Our patient developed an anaphylactic reaction as well as an acute inferior myocardial infarction following ingestion of diclofenac sodium. Unfortunately, he developed an allergic reaction to aspirin too, which indicates his sensitivity to NSAIDs as a whole. Hypersensitivity to NSAIDs is frequently a result of a non-immunological mechanism, particularly in the presence of asthma.5,6 In our patient, this can be explained to some extent by the absence of eosinophilia, which is frequently present in allergic inflammation such as in Kounis syndrome.7 It is our opinion that the anaphylactic reaction caused coronary vasoconstriction. However, the visualisation of atheroma on intravascular ultrasound and thrombus at angiography raises the possibility of concomitant plaque rupture. Hence, myocardial infarction may have developed as a consequence of both allergic reaction and the prothrombotic effect of cyclo-oxygenase inhibition.
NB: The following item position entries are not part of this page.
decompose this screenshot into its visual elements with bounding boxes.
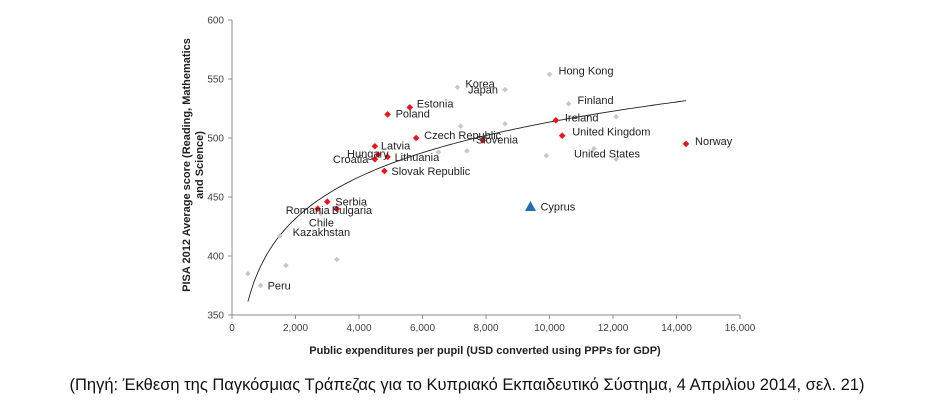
data-point-cyprus — [524, 200, 536, 211]
point-label-romania: Romania — [286, 205, 331, 217]
y-axis-title-line-1: PISA 2012 Average score (Reading, Mathem… — [181, 38, 193, 292]
point-label-latvia: Latvia — [381, 140, 411, 152]
trendline-layer — [247, 100, 687, 302]
point-label-hong-kong: Hong Kong — [559, 65, 614, 77]
x-tick-label: 8,000 — [473, 323, 498, 334]
data-point-lithuania — [384, 153, 391, 161]
x-tick-label: 12,000 — [598, 323, 629, 334]
point-label-finland: Finland — [578, 95, 614, 107]
y-tick-label: 500 — [207, 134, 224, 145]
point-label-norway: Norway — [695, 136, 733, 148]
chart-ticks: 350 400 450 500 550 600 0 2,000 4,000 6,000 8,000 1… — [207, 16, 755, 335]
data-point-unlabeled — [435, 149, 442, 155]
point-label-croatia: Croatia — [333, 154, 369, 166]
points-layer — [245, 71, 690, 289]
data-point-unlabeled — [333, 256, 340, 263]
data-point-unlabeled — [613, 113, 619, 120]
point-label-lithuania: Lithuania — [395, 152, 441, 164]
point-label-czech-republic: Czech Republic — [424, 130, 502, 142]
point-label-slovak-republic: Slovak Republic — [391, 166, 470, 178]
data-point-unlabeled — [283, 262, 289, 269]
data-point-peru — [257, 282, 264, 289]
data-point-hong-kong — [546, 71, 553, 78]
data-point-czech-republic — [412, 134, 420, 142]
data-point-norway — [682, 140, 690, 148]
data-point-united-states — [591, 145, 597, 152]
x-tick-label: 2,000 — [283, 323, 308, 334]
y-axis-title-line-2: and Science) — [194, 131, 206, 199]
y-tick-label: 550 — [207, 75, 224, 86]
point-label-japan: Japan — [468, 85, 498, 97]
point-label-slovenia: Slovenia — [476, 134, 519, 146]
point-label-united-kingdom: United Kingdom — [572, 127, 650, 139]
x-tick-label: 4,000 — [346, 323, 371, 334]
data-point-slovak-republic — [381, 167, 388, 175]
x-tick-label: 14,000 — [661, 323, 692, 334]
data-point-chile — [318, 210, 324, 217]
point-label-peru: Peru — [268, 281, 291, 293]
point-label-estonia: Estonia — [417, 98, 455, 110]
point-label-chile: Chile — [309, 218, 334, 230]
data-point-estonia — [406, 104, 414, 111]
point-label-kazakhstan: Kazakhstan — [293, 227, 350, 239]
chart-axes — [231, 20, 740, 316]
point-label-ireland: Ireland — [565, 112, 599, 124]
data-point-ireland — [552, 117, 560, 124]
x-tick-label: 6,000 — [410, 323, 435, 334]
point-label-serbia: Serbia — [335, 197, 368, 209]
point-label-bulgaria: Bulgaria — [332, 205, 373, 217]
data-point-unlabeled — [543, 152, 550, 159]
data-point-latvia — [371, 142, 379, 150]
data-point-hungary — [374, 151, 382, 158]
data-point-bulgaria — [333, 205, 341, 213]
data-point-poland — [384, 111, 391, 118]
y-tick-label: 600 — [207, 16, 224, 27]
data-point-finland — [565, 100, 572, 107]
data-point-croatia — [371, 155, 379, 163]
trendline — [247, 100, 687, 302]
data-point-romania — [314, 205, 322, 213]
point-label-korea: Korea — [465, 78, 495, 90]
data-point-korea — [454, 84, 461, 91]
data-point-united-kingdom — [558, 132, 566, 139]
x-tick-label: 0 — [229, 323, 235, 334]
y-tick-label: 350 — [207, 311, 224, 322]
scatter-chart: 350 400 450 500 550 600 0 2,000 4,000 6,000 8,000 1… — [181, 16, 756, 358]
y-tick-label: 450 — [207, 193, 224, 204]
point-label-poland: Poland — [396, 108, 430, 120]
data-point-unlabeled — [613, 156, 619, 163]
source-caption: (Πηγή: Έκθεση της Παγκόσμιας Τράπεζας γι… — [69, 376, 865, 394]
point-label-cyprus: Cyprus — [540, 201, 575, 213]
point-label-united-states: United States — [574, 149, 641, 161]
data-point-unlabeled — [464, 148, 470, 154]
x-tick-label: 16,000 — [725, 323, 756, 334]
point-label-hungary: Hungary — [347, 149, 389, 161]
data-point-unlabeled — [245, 270, 251, 277]
data-point-kazakhstan — [276, 233, 283, 239]
y-tick-label: 400 — [207, 252, 224, 263]
data-point-slovenia — [479, 137, 487, 144]
data-point-serbia — [323, 198, 331, 206]
data-point-unlabeled — [502, 121, 508, 127]
data-point-unlabeled — [457, 123, 464, 129]
x-axis-title: Public expenditures per pupil (USD conve… — [309, 345, 661, 357]
x-tick-label: 10,000 — [534, 323, 565, 334]
data-point-japan — [502, 86, 508, 93]
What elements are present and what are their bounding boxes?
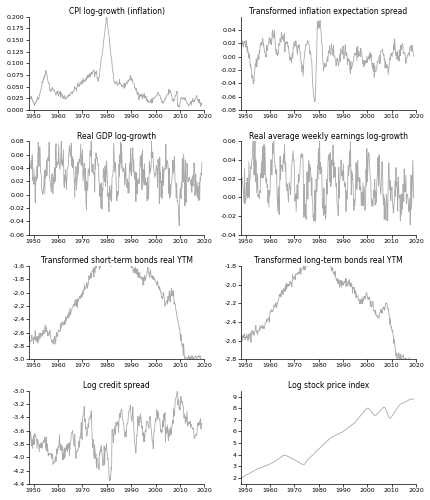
Title: Real GDP log-growth: Real GDP log-growth (77, 132, 156, 140)
Title: Transformed inflation expectation spread: Transformed inflation expectation spread (249, 7, 407, 16)
Title: Log credit spread: Log credit spread (83, 381, 150, 390)
Title: CPI log-growth (inflation): CPI log-growth (inflation) (68, 7, 164, 16)
Title: Real average weekly earnings log-growth: Real average weekly earnings log-growth (249, 132, 407, 140)
Title: Log stock price index: Log stock price index (287, 381, 368, 390)
Title: Transformed short-term bonds real YTM: Transformed short-term bonds real YTM (40, 256, 192, 265)
Title: Transformed long-term bonds real YTM: Transformed long-term bonds real YTM (253, 256, 402, 265)
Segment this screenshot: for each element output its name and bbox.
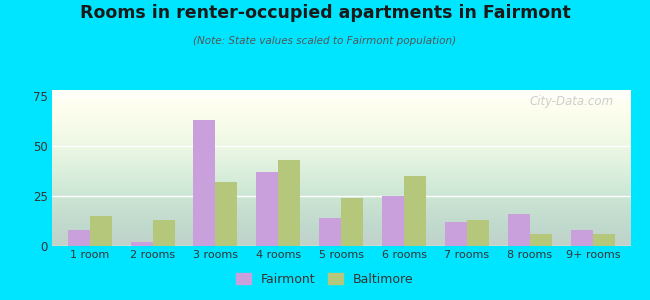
Bar — [153, 220, 175, 246]
Bar — [382, 196, 404, 246]
Bar — [530, 234, 552, 246]
Text: Rooms in renter-occupied apartments in Fairmont: Rooms in renter-occupied apartments in F… — [79, 4, 571, 22]
Bar — [278, 160, 300, 246]
Bar — [131, 242, 153, 246]
Bar — [508, 214, 530, 246]
Text: City-Data.com: City-Data.com — [529, 95, 613, 108]
Bar — [319, 218, 341, 246]
Bar — [216, 182, 237, 246]
Bar — [68, 230, 90, 246]
Text: (Note: State values scaled to Fairmont population): (Note: State values scaled to Fairmont p… — [194, 36, 456, 46]
Bar — [90, 216, 112, 246]
Bar — [571, 230, 593, 246]
Bar — [341, 198, 363, 246]
Legend: Fairmont, Baltimore: Fairmont, Baltimore — [231, 268, 419, 291]
Bar — [194, 120, 216, 246]
Bar — [256, 172, 278, 246]
Bar — [404, 176, 426, 246]
Bar — [467, 220, 489, 246]
Bar — [593, 234, 615, 246]
Bar — [445, 222, 467, 246]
There are several case reports on adverse reactions to diclofenac sodium and coronary events reported in the literature. Mori et al reported a case of allergic vasospastic angina due to diclofenac sodium, although neither myocardial necrosis nor abnormal coronary arteries were demonstrated.8 In the case reported by Gluvic and colleagues, a patient developed acute myocardial infarction secondary to hypersensitivity reaction to intravenous diclofenac,9 but there was a lack of angiography to visualise any coronary abnormalities. Sim recently reported a patient with myocardial infarction triggered by an allergic reaction to an NSAID,10 but coronary thrombus was not identified angiographically. In contrast to these case reports, our patient demonstrated a complete spectrum of myocardial infarction together with angiographically proven coronary thrombus as a result of pre-existing atheroma combined with the adverse drug reaction.
Learning points
Our case suggests the possible risk of cardiovascular thrombotic events associated with the use of conventional COX inhibitors.
Coronary thrombus may develop as a result of exaggerated thrombotic response to ruptured atherosclerotic plaque which may be precipitated by NSAIDs.
In selected cases, anticoagulation with a vitamin K antagonist may be a reasonable alternative when there is failure of other modalities to remove the thrombus.
Footnotes
Competing interests: None.
Patient consent: Patient/guardian consent was obtained for publication.